Amyot knows that arsenic is an important issue in Northern Canada, particularly in the lens of a changing climate.

He added, “with climate change, you have changes in rainfall and hydrology and permafrost dying, so there are a lot of things happening in the North and it’s important to look at how these changes will affect the movement of toxic arsenic in the environment.”

Amyot said there has been research in the past using light to transform arsenic to clean drinking water in Bangladesh, so he and the research team applied those findings to the Northern environment. It’s the first study of its kind to look at light can modify the form of arsenic in Northern Canada.

They took samples from water around Yellowknife from Handle Lake, Baker Creek, Lower Martin Lake and Long Lake but they also grabbed samples from water in Northern Quebec as well.

They observed that when the arsenic was in the dark there were no changes and when it was in the light the changes happened very quickly, “in a matter of hours,” Amyot said.

“In the samples that were kept under light, there was a lot happening and it was happening very fast,” he said. “After that, we looked at the what can increase the speed of this process and what can decrease it.”

Amyot said the research is just in the phases of lab-based research the “powerful process” was impressive was to see, “like the fact that you keep it in the dark, you see nothing, but when you put it under a light you see very fast oxidation, it was very impressive.”

Palmer appreciated how the team’s research “really adds a piece to the puzzle of understanding about how lakes recover from arsenic pollution in the Yellowknife area.”

Amyot said the next step is to go back and look at the lakes, repeating the exposure to solar radiation in the lake itself instead of using samples, which will help them answer the big question, which is “is the process really important in the labs or in was it only important in the lab?”

“We know our understanding of how lakes recover is really built on a lot of different studies and so it is important that we have field-based investigations (to) measure things how they are,” Palmer said, noting sometimes there is difficulty repeating processes in the field.

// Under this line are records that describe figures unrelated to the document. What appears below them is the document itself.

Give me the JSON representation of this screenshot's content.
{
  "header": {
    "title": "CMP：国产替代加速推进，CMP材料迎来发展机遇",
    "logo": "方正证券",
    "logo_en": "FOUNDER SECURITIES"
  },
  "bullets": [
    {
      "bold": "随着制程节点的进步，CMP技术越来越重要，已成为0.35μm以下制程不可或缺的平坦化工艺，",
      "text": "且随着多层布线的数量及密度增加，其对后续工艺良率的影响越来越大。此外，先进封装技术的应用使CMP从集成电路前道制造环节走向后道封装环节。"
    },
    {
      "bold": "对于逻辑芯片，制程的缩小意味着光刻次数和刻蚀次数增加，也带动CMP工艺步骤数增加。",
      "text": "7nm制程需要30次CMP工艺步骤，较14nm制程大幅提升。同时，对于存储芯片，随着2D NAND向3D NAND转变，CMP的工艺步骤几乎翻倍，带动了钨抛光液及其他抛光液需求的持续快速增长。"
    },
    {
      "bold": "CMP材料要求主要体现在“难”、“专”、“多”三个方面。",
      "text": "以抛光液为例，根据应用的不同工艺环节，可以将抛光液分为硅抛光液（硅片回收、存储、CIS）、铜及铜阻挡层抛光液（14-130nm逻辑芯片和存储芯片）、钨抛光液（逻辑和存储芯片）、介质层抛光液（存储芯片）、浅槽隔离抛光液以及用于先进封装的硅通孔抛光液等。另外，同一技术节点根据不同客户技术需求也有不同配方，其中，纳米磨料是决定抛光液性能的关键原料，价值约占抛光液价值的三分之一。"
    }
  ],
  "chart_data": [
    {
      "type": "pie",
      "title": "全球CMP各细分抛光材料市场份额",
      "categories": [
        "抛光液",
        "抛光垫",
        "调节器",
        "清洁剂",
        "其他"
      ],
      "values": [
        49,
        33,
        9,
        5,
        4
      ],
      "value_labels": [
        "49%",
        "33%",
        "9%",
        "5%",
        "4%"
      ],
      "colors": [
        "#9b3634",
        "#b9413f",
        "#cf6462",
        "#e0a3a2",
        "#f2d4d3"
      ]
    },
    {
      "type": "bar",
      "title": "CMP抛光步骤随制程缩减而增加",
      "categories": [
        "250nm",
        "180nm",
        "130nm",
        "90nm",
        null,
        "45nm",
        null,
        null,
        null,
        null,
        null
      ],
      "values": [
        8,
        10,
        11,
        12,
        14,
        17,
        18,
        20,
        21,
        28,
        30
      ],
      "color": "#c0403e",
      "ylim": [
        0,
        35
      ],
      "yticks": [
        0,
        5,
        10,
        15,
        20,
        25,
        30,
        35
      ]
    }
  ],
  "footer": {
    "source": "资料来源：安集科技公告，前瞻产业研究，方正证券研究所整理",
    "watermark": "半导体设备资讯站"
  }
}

Though Amyot doesn’t expect this process to be used in the short-term in Yellowknife, he says the process could be a way to clean up the water in some places with arsenic for different remediation projects in other countries, like Bangladesh.

Palmer said, “when we want to understand how lakes recover, we have to understand how lakes recover naturally in the system that we live in.”

He added, “once we understand the components of the things that are controlling recovering in these lakes and maybe we can can think about specific remediation options – where we can enhance these processes and remove some of these processes that isn’t helpful in terms of recovery for lakes.”

Amyot said “the real value of the work it is really targeted in helping people predict how arsenic changes forms in the environment. It was not really designed to clean up the water, it’s not exactly the same purpose.”